PCA/ACA

The Journal of American Culture CFP  

Theme Issue: American Christmas

 

Guest Editor: Sue Matheson, University College of the North

 

Throughout the nineteenth century, Americans reinvented and embraced Christmas, creating a family-centered, cultural and commercial phenomenon that became a federal holiday in the United States. Washington Irving’s The Sketchbook of Geoffrey Crayon, gent. (1819) is said to have “invented” many of the Yuletide traditions we know today. Clement Clarke Moore’s iconic version of Santa Claus in “An Account of a Visit from St. Nicholas” (1822), more popularly known as “Twas The Night Before Christmas,” was immortalized in 1881 by the political cartoonist Thomas Nast. During the twentieth and twenty- first centuries, Christmas expanded into a “season” of its own that has become more than shopping, blending religious and secular customs with family traditions that incorporate food, decorations, and rituals from other places. For many Americans, Christmas is a period of general goodwill and an occasion for charitable and volunteer work.
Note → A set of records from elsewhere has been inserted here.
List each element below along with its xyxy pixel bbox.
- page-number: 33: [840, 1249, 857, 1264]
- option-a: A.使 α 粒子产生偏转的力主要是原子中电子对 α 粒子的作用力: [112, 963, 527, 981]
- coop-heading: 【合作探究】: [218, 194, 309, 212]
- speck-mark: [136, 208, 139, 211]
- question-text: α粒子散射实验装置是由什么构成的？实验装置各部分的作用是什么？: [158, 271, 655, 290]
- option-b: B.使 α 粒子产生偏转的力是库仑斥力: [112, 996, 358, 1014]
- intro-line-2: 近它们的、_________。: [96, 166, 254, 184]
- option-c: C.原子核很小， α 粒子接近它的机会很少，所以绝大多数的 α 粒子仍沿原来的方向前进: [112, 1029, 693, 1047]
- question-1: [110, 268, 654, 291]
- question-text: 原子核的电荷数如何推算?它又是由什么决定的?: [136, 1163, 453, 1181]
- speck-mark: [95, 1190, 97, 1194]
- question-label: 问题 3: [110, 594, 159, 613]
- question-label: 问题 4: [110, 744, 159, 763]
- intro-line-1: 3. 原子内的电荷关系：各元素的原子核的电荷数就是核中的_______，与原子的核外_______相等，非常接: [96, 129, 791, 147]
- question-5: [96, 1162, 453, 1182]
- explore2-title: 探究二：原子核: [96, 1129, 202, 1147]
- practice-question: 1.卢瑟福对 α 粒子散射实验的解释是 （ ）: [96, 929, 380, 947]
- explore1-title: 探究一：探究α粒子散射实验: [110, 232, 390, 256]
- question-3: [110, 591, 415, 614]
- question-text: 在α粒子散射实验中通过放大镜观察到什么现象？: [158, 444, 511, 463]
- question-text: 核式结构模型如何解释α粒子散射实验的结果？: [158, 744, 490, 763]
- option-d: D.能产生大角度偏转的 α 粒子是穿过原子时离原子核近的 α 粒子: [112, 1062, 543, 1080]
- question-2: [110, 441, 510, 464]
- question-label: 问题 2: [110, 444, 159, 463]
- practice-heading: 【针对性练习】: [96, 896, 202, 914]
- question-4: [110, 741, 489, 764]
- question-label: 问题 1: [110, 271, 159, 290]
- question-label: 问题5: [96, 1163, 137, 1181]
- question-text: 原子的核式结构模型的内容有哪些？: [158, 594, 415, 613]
This special issue of The Journal of American Culture considers the culture of the American Christmas. Potential topics range from the beginnings of Christmas in America to the present day and could include, but are not limited to, papers that consider the outlawing of Christmas, Christmas riots, the beginnings of the family-centered Christmas, religious rituals of the American Christmas, Yuletide fashions and styles, Christmas costumes, Christmas comestibles, the history and manufacturing of Christmas toys, commercialism and the holiday season, consumption patterns and trends of Christmas shoppers, Hollywood’s contribution to the Yuletide spirit, the history and traditions of the American Christmas tree, regional celebrations of Christmas, beloved Christmas characters, Yuletide icons, Christmas cult films and television shows, unsung Christmas heroes, the material culture of the American Christmas, Christmas rituals, and the music of Christmas in America.

 

Authors of manuscripts accepted for publications must subscribe to JAC for at least one year at the time of the acceptance. Subscription includes membership in the American Culture Association.

 

Manuscript submissions should be 4000-6000 words in length, double-spaced, and in current MLA format. The issue will be published in December 2024.  We would like to begin vetting potential articles starting at the end of 2023.  The deadline for articles to be submitted is February 1, 2024. Send an email attachment, in Microsoft Word or Rich Text Format, to Sue Matheson, smatheson @ucn.ca.